Had the university compared it’s most recent graduation rate to the data stretching back to 2003, they would have reported a slight decrease in graduation rates among black students, down by 2.5%.
“It lacks legitimacy from the very beginning,” said James Castiglione, President, of Kean's teachers union.
Kean came under fire early in the process after they hired an independent consultant to help with data collection and the overall framework of the report, Michael Barry Blackwell, 59.
Public records show Blackwell has a criminal history spanning from the 1990’s to the 2000’s, including charges of robbery, aggravated assault and fraud. The Bureau of Prisons confirmed that Blackwell did time at Fort Dix, a federal prison in New Jersey.
“People have a tendency to look at character and history, rather than skill and what people are hired to do. He wasn’t hired to be a saint here,” said Trustee Lewis.
A spokeswoman said Blackwell’s contract with Kean University ended in March.
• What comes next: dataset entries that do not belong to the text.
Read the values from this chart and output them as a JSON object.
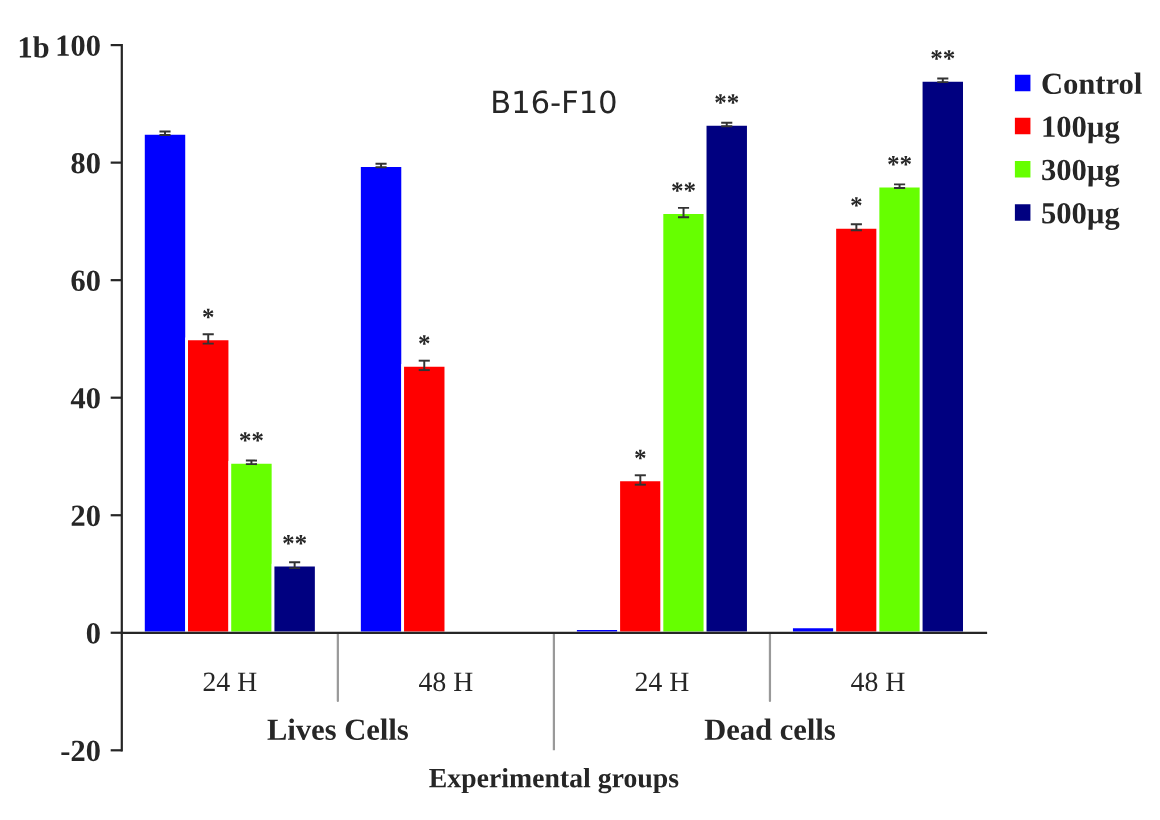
{
  "chart_data": {
    "type": "bar",
    "title": "B16-F10",
    "xlabel": "Experimental groups",
    "categories": [
      "24 H",
      "48 H",
      "24 H",
      "48 H"
    ],
    "series": [
      {
        "name": "Control",
        "color": "#0000ff",
        "values": [
          85,
          79.5,
          0.7,
          1.0
        ],
        "errors": [
          0.3,
          0.3,
          null,
          null
        ]
      },
      {
        "name": "100µg",
        "color": "#ff0000",
        "values": [
          50,
          45.5,
          26,
          69
        ],
        "errors": [
          0.8,
          0.8,
          0.8,
          0.5
        ],
        "value_labels": [
          "*",
          "*",
          "*",
          "*"
        ]
      },
      {
        "name": "300µg",
        "color": "#66ff00",
        "values": [
          29,
          null,
          71.5,
          76
        ],
        "errors": [
          0.3,
          null,
          0.8,
          0.3
        ],
        "value_labels": [
          "**",
          null,
          "**",
          "**"
        ]
      },
      {
        "name": "500µg",
        "color": "#000080",
        "values": [
          11.5,
          null,
          86.5,
          94
        ],
        "errors": [
          0.5,
          null,
          0.3,
          0.3
        ],
        "value_labels": [
          "**",
          null,
          "**",
          "**"
        ]
      }
    ],
    "ylim": [
      -20,
      100
    ],
    "yticks": [
      -20,
      0,
      20,
      40,
      60,
      80,
      100
    ],
    "annotations": [
      "1b",
      "Lives Cells",
      "Dead cells"
    ],
    "legend": "top right",
    "grid": false
  }
}
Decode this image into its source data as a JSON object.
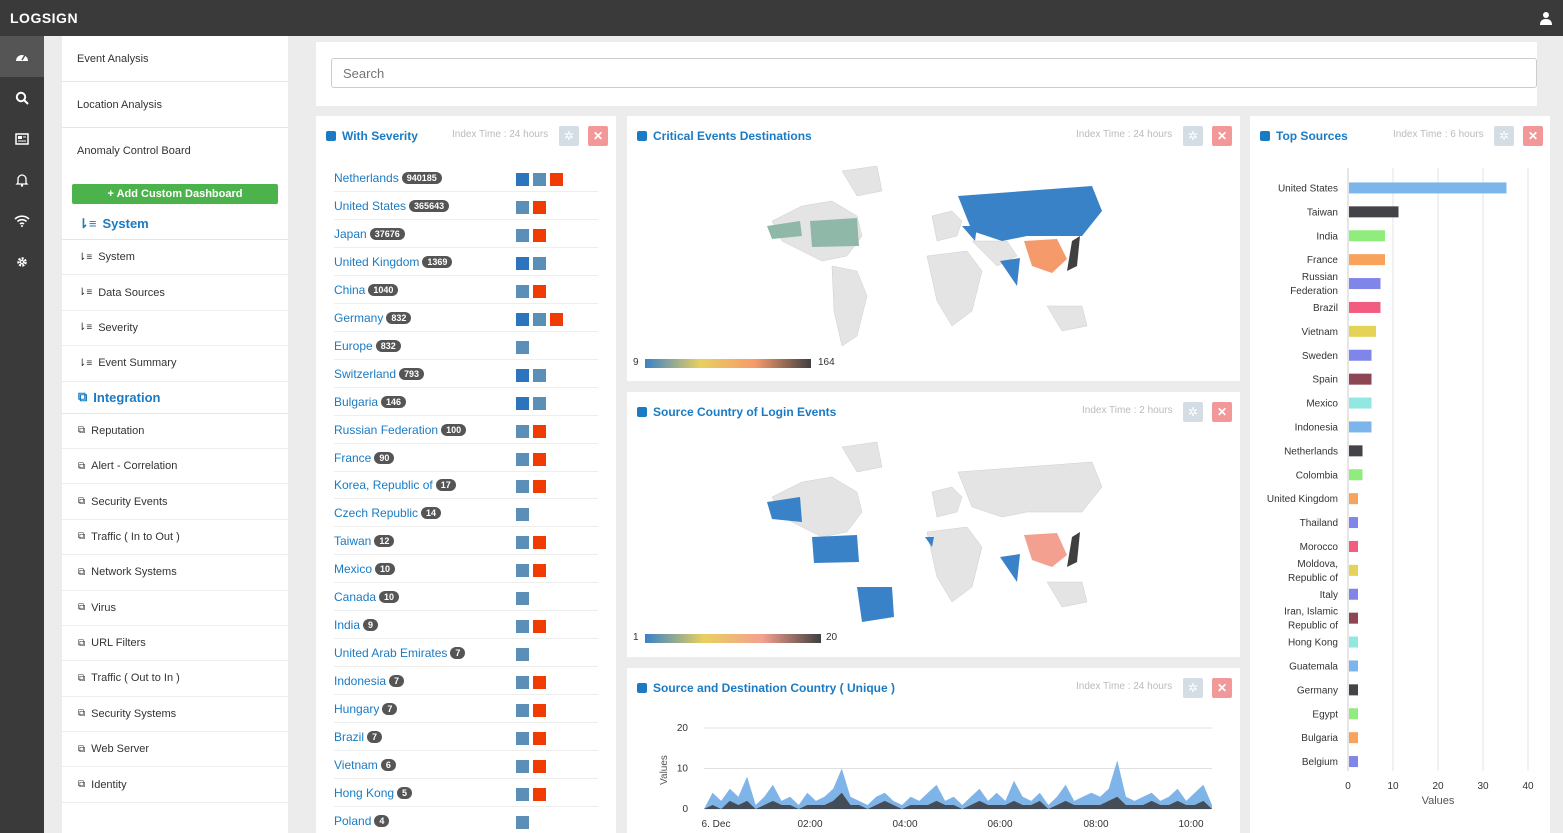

The Kean University report did not include any interviews with students, staff or other stakeholders.
“Overall, it doesn’t address the issues that we have been bringing forward to the administration,” said Professor Castiglione, "And that is, there are too few faculty and too few support staff to serve our majority minority student body and they deserve better.”
When asked why he would link a lack of faculty to discrimination, he said: "It’s clear that the very high ratio of students to full-time tenure and tenure-track faculty would not stand anywhere else. Any other institution, there would be an outcry from the students and their parents. The institution is taking advantage of the students and they’re paying just as much as their peers."
The University’s report did recommend the recruitment of more staff from historically black colleges; to discuss it’s promotion procedures with staff; and to try to bridge the gap between students of different races.
Kean University embarked on this path in the first place after a public protest on campus in November. Security had to be heightened at the school immediately after the demonstration because of one protestor who headed to a university library halfway through, created an anonymous Twitter account and admitted to tweeting threats targeting black students. Kayla McKelvey, 25, pleaded guilty to the hoax in April.
Students who spoke to PIX11 on campus Wednesday said they don't see discrimination as a problem on campus, but they agree that students deserve more support.
“There aren’t enough faculty that are full-time. There is a lot of adjunct faculty and they don’t have time for students usually,” said Isabel Donasciento, a junior at Kean, “truthfully, I think it’s financial.”
Former New Jersey Supreme Court Justice John E. Wallace, Jr. has been hired by the Kean Board of Trustees to review the matter of discrimination on campus. His findings are due out in the coming months.